Einen Tag nach dem Auffinden der Leichen von José Joel Torres Leba und José Agustín Gamboa hatte ein leitender Polizeioffizier der Kriminalpolizei von Santa Bárbara im Bundesstaat Barinas die Ermordung der beiden FNCEZ-Mitglieder durch Schusswaffen bestätigt. Anschließend fügte er allerdings der Bemerkung, dass keinerlei Aussagen zu den Motiven der Morde möglich seien, seinerseits als Hypothese eine Rachetat unter Anwohnern hinzu. Einen Tag später erklärte der Leiter der Kriminalpolizei der Region, Humberto Ramírez, man gehe bei den weiteren Ermittlungen von einer Beteiligung organisierter krimineller Gruppen aus. Diese führten in dem Gebiet Aktionen gegen Landarbeiter und Bauern durch.
Die Internetzeitung Noticiero Digital lancierte am selben Tag nicht belegte „weitere Untersuchungen“, wonach einer der beiden Ermordeten, José Joel Torres Leva, als “Comandante Ajel” der Fuerzas Bolivarianas de Liberación (FBL) identifiziert worden sei und seinem Tod Streitigkeiten mit den kolumbianischen Guerrillaorganisationen FARC und ELN um die Kontrolle der Zone zugrunde liegen könnten. Die FBL war eine venezolanische Guerillaorganisation, die sich 2009 offiziell auflöste und sich erklärtermassen in die Basisstrukturen der verfassungsmässigen Volksmacht des Bolivarischen Prozesses eingliederte.
Der PSUV-Abgeordnete der Asamblea Nacional und Führungsmitglied der FNCEZ, Braulio Álvarez, wies in einer öffentlichen Reaktion diese Gerüchte zurück und versicherte, beide Ermordeten seien Bauern und Mitglieder der FNCEZ gewesen, die die Bolivarische Revolution von Präsident Chávez verteidige.
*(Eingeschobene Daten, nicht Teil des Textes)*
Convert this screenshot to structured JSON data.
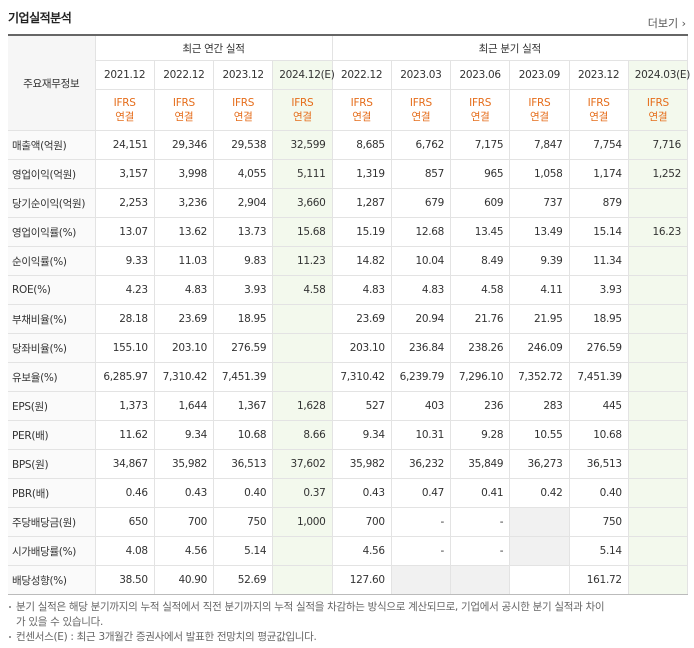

Er beschuldigte „eine venezolanische Elite von Unternehmern“, die mit dem Drogenhandel verbunden sei und im vereinten Handeln der Landarbeiter mit der nationalen Regierung gegen den Grossgrundbesitz eine Bedrohung sehe. „Wir glauben, dass es einen Plan zur Destabilisierung gibt, der gegenwärtig eskaliert“, so Àlvarez.